Changements climatiques

Réflexion sur l'irrigation des terres agricoles 

Les modifications climatiques sont toujours plus visibles. Elles nous dirigent vers des étés de plus en plus chauds, avec des épisodes de sécheresse prolongés et des hivers de plus en plus doux et humides. Un changement dans la fréquence des événements extrêmes est également attendu.

Pour l'agriculture de nos régions, ces modifications entraînent une précocité plus marquée des cultures et un raccourcissement des cycles végétatifs. L'allongement des épisodes de sécheresse durant la période estivale et l'augmentation des pics caniculaires provoquent de leur côté une élévation de l'évapotranspiration des plantes, donc un accroissement correspondant des besoins en eau pour les cultures.

 

A Genève, l'essentiel de l'eau utilisée pour l'irrigation des cultures est prélevé sur le réseau d'eau potable des services industriels (SIG). Cette situation particulière se traduit, pour les cultures nécessitant un apport d'eau important, par une dépendance géographique au réseau SIG. D'autre part, le prix de revient facturé aux producteurs est fortement influencé par les coûts liés aux infrastructures, ainsi qu'au traitement et à la distribution de l'eau de consommation courante dans l'ensemble de l'agglomération.
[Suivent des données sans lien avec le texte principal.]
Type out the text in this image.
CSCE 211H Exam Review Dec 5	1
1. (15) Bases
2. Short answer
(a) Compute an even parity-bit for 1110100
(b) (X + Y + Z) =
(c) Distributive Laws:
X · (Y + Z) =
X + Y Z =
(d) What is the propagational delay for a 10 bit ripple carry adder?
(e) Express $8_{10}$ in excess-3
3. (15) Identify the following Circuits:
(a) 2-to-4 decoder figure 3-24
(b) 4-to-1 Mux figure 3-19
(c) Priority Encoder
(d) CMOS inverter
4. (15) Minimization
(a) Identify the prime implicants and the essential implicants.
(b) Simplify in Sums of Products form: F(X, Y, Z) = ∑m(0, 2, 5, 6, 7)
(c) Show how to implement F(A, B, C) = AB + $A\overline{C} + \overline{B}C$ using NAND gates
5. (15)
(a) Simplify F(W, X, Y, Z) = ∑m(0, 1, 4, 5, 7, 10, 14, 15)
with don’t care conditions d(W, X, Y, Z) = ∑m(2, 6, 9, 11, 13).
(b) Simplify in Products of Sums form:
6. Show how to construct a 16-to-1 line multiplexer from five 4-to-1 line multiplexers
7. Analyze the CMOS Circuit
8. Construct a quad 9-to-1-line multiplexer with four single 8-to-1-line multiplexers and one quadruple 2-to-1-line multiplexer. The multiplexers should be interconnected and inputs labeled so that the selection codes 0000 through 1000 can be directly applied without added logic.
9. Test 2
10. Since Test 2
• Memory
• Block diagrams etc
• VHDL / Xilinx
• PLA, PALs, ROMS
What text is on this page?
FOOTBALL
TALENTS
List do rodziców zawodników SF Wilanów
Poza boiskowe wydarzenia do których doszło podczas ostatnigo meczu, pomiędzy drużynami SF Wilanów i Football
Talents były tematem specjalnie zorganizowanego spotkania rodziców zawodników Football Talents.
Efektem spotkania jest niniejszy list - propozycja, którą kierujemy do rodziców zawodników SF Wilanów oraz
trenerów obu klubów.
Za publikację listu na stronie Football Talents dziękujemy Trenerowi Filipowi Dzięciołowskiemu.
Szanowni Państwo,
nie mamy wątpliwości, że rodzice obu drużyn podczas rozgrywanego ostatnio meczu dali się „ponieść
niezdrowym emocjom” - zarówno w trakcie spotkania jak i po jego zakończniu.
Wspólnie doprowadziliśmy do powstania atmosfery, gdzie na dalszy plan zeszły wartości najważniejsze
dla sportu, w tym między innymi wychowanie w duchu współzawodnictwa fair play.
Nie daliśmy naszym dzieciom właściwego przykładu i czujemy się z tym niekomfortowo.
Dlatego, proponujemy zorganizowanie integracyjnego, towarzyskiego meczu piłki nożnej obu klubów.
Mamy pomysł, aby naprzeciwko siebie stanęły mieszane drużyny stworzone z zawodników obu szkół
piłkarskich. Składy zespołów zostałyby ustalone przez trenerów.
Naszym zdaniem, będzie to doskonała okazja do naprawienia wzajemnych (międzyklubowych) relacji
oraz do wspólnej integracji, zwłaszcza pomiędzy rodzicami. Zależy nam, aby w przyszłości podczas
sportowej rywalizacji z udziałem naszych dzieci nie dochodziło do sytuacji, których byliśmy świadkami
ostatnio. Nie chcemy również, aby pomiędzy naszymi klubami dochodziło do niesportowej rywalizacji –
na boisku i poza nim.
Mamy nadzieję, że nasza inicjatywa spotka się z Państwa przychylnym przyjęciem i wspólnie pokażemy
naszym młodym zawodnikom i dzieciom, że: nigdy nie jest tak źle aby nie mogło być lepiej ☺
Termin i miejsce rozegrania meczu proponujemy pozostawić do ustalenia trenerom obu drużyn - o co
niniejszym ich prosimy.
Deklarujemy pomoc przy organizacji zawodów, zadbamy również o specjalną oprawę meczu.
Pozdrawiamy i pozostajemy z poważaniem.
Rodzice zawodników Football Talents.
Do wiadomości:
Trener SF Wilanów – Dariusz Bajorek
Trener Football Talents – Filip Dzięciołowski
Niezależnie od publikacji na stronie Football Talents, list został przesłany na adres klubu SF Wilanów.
Dans ce contexte, l'OCAN a mandaté en octobre 2019 les bureaux acade sàrl et CSD Ingénieurs SA pour conduire une réflexion sur l'évolution des besoins futurs en eau d'arrosage de l'agriculture genevoise, afin d'anticiper d'éventuels besoins complémentaires en investissements. Celle-ci a été menée en concertation avec les agriculteurs, AgriGenève et les services de l'administration concernés (OCEau, GESDEC, OCAN).

 

Résultats 

Cette réflexion a permis d'établir un état des lieux des connaissances sur les effets des changements climatiques pour les cultures (notamment les cultures maraîchères, l'arboriculture, la viticulture, les cultures de pommes de terre et certaines cultures fourragères comme le maïs et la luzerne), de quantifier les besoins futurs en eaux d'arrosage (+20 à +30% par rapport à la situation actuelle) et d'identifier les ressources à disposition (eaux superficielles et souterraines). Après cette première étape, un certain nombre de scénarios ont été esquissés afin d'imaginer plusieurs variantes d'approvisionnement, aptes à répondre aux besoins des différentes spécificités de l'agriculture genevoise.

 

Figure 1: Secteurs et principales zones de cultures pour la localisation des besoins en eau. 

chgt climatique

Dans le cadre de l'inventaire des ressources exploitables, il a été relevé que, pour les eaux superficielles et en tenant compte des restrictions règlementaires (débit résiduel minimal des cours d'eau) et des contraintes à la fois de prélèvement (turbidité) et d'usage (absence de contaminants), le lac et le Rhône sont les seules ressources présentant un réel potentiel pour l'irrigation agricole.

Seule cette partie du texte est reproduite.